A New Mary Shelley Biopic Will Detail The Author's Struggles To Write Frankenstein
Fulwell 73, the company behind "The Late Late Show with James Corden" and the most recent "Cinderella" adaptation starring Camila Cabello, have joined up with Rose Pictures ("Kill Your Darlings") to co-produce a new biopic about bisexual teenage goth icon, inventor of the science-fiction genre, and mother of "Frankenstein," Mary Shelley.
Titled "Mary's Monster," the film will focus on Shelley's process while writing her masterpiece, "Frankenstein." British director Farren Blackburn ("Daredevil," "Shut In," A Discovery of Witches") will direct from a screenplay by Deborah Baxtrom, of "Living with Frankenstein" fame. The film comes only a few years after the Elle Fanning led biopic "Mary Shelley."
According to the film's logline, "Mary's Monster" will be a look inside the mind of Shelley, and how she was able to get to the dark places necessary to write her genre-defining novel. Terrified of giving voice to the darkness of her subconscious mind, Mary Shelley locks into a dangerous battle with her own 'inner monster' as she struggles to write her seminal science fiction novel, "Frankenstein."
Published in 1818, Mary Shelley completely changed what was possible in gothic literature with "Frankenstein," completing the book when she was just 19-years-old. That's right, friends, we are indebted to a teenage girl for inventing one of the greatest monster stories of all time. "Frankenstein" has since been adapted and remade countless times, and the classic Universal Pictures adaptation in 1931 kicked off the American monster movie craze.
Mary Shelley is Cooler Than You
As legend has it, Mary Shelley came up with "Frankenstein" during a stay by Lake Geneva with her husband Percy Bysshe Shelley and the poet Lord Byron. The three were said to keep themselves entertained by sharing ghost stories, when they all made a bet to see who could write the scariest story possible.
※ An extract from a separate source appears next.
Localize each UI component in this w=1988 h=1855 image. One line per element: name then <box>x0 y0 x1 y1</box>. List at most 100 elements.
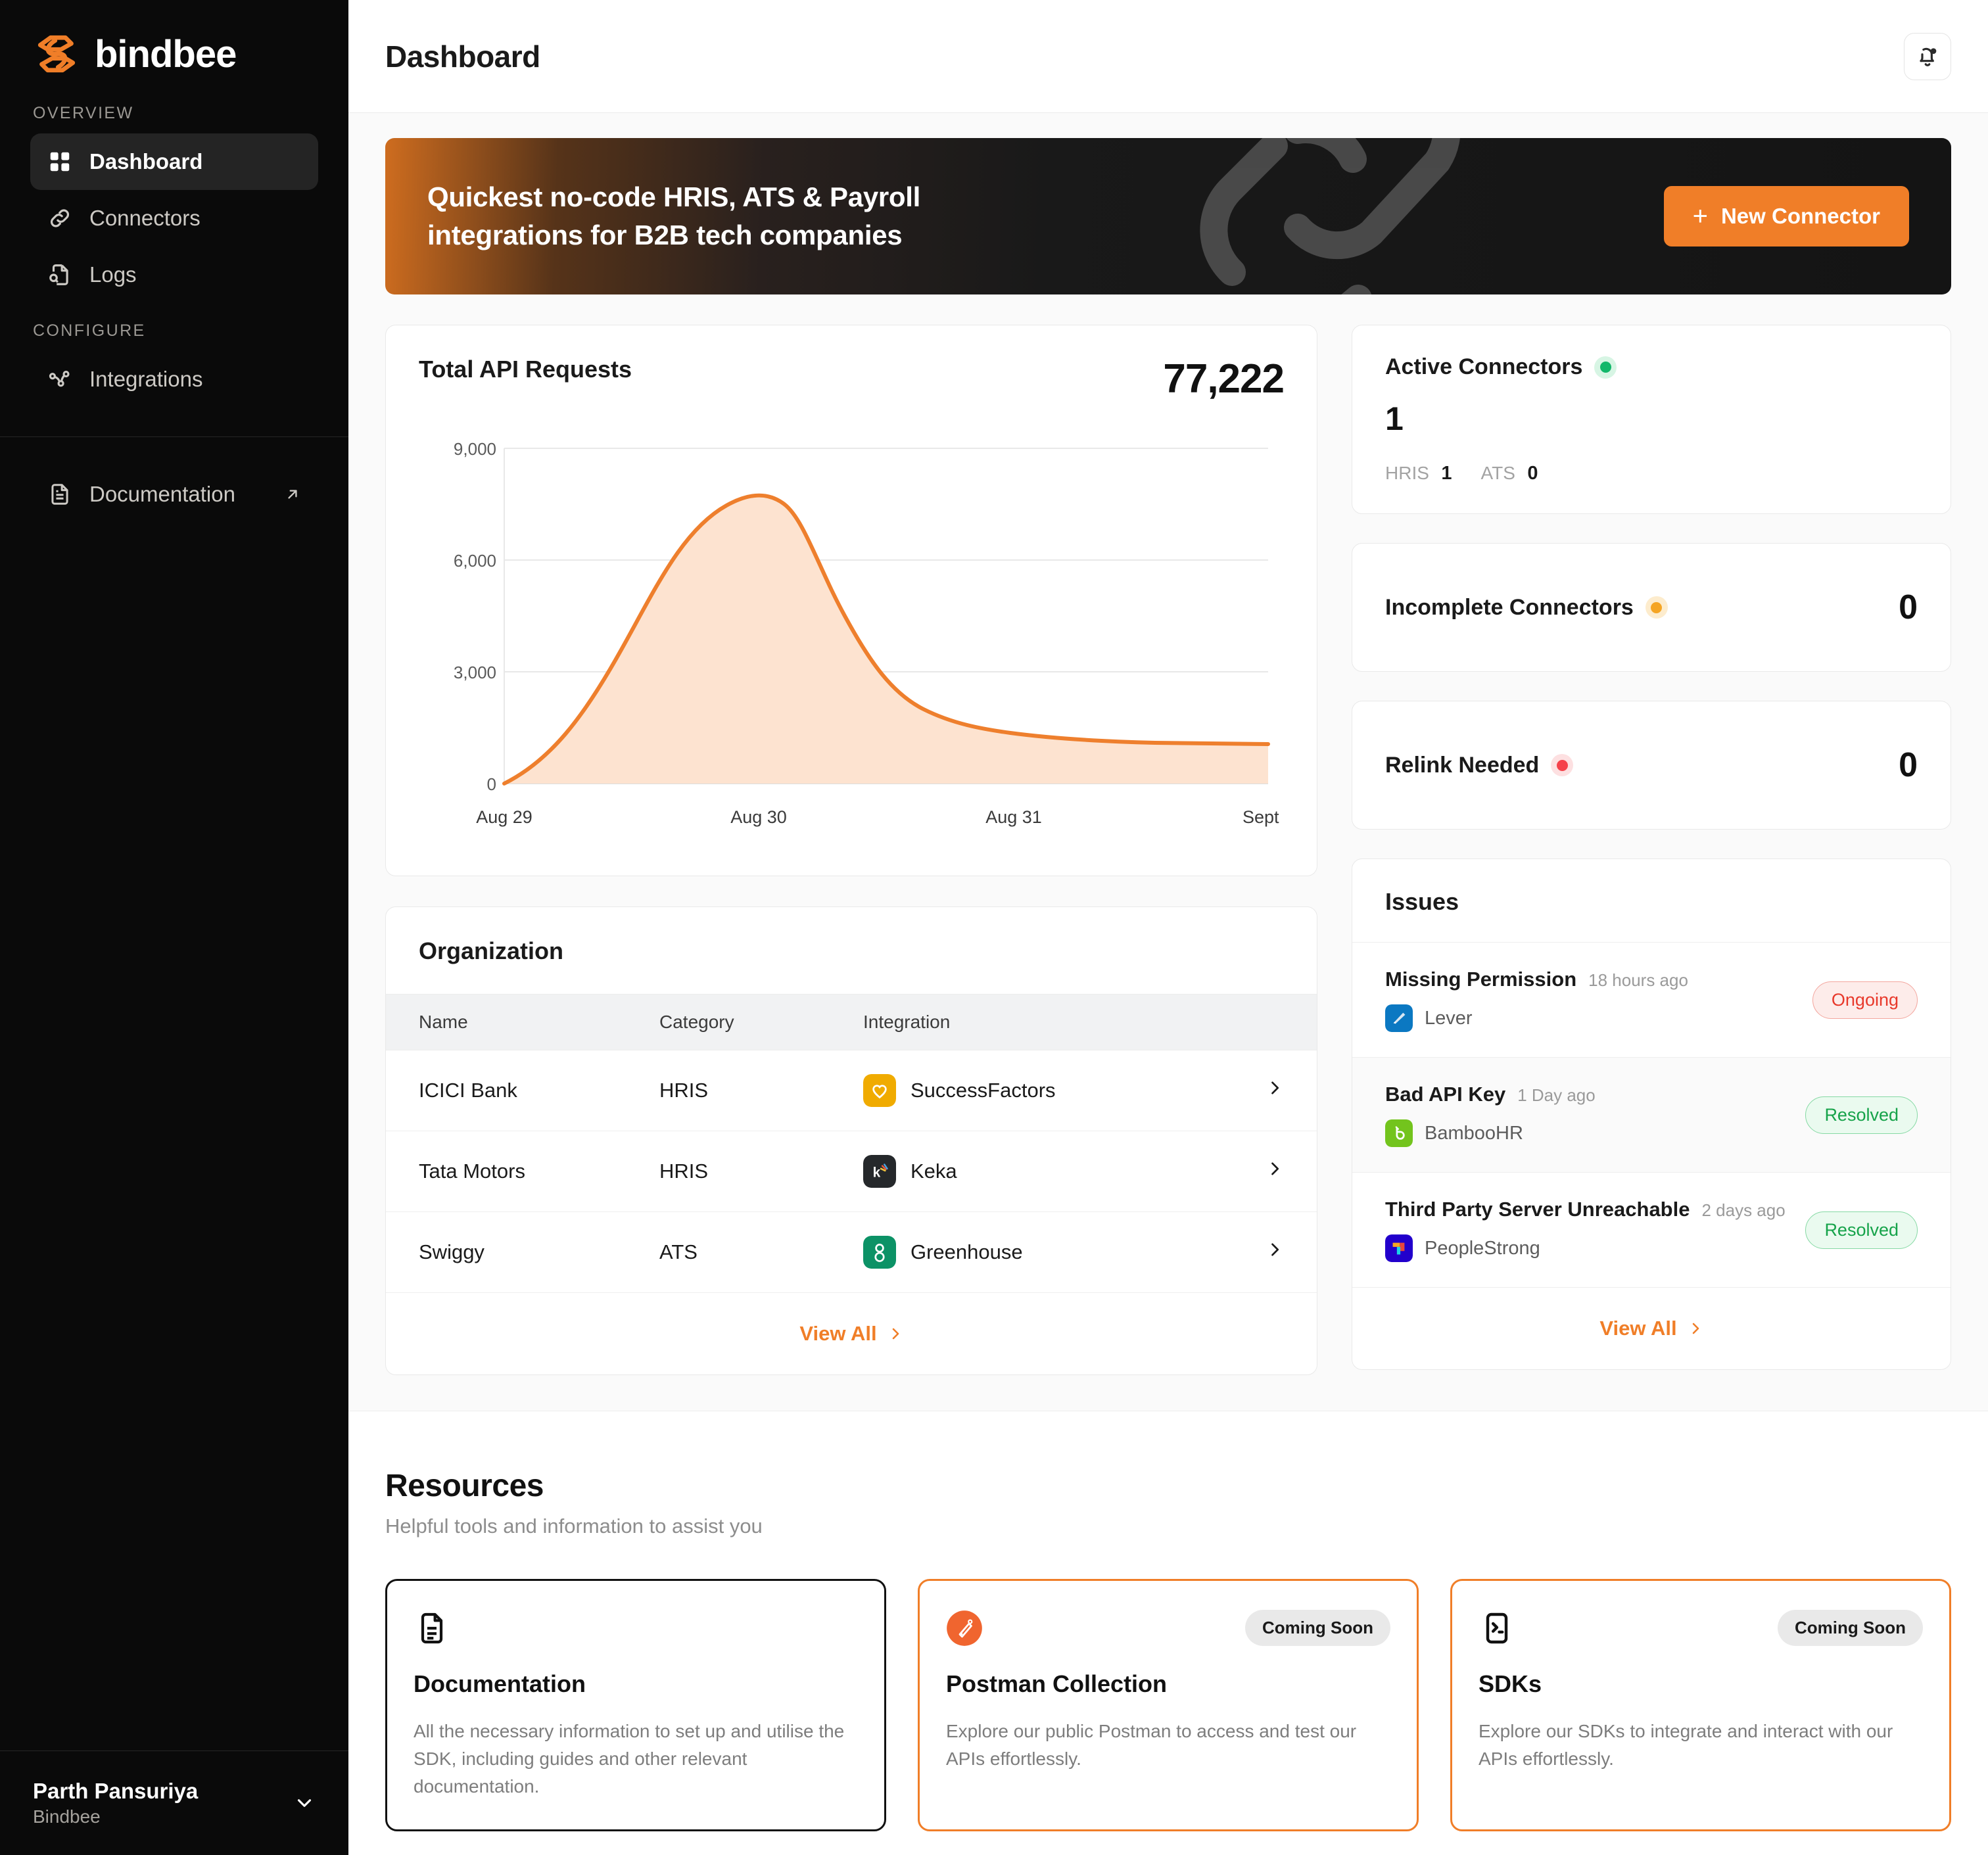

Within a year of the bet, Shelley had completed "Frankenstein: or, The Modern Prometheus," telling a horrific tale of a man playing God and reanimating a monstrous creature capable of expressing deep emotions, but he's forced to exist in a world that treats him like an abomination and pushes him toward a path of unchecked rage and violence. There are definitely those that question the validity of the "bet" story, but a biopic centered solely around her writing process sounds fascinating.
For those unaware, Mary Shelley is cooler and more goth than any of us could ever dream to be. She didn't just write horror stories, she lived them. After the death of her beloved Percy, she kept his calcified heart in a silken shroud and carried it around with her. His heart was only returned to his family vault after Mary's death, found in her desk and wrapped in the pages of one of his last poems, "Adonais." She was also rumored to have lost her virginity on her mother's grave, allegedly had a relationship with a woman her own husband was infatuated with, and helped secure passports for Isabel Robinson and Mary Diana Dods, allowing them to flee to Paris and live there disguised as man and wife. To put it simply, Mary Shelley rules and she deserves all of the biopics.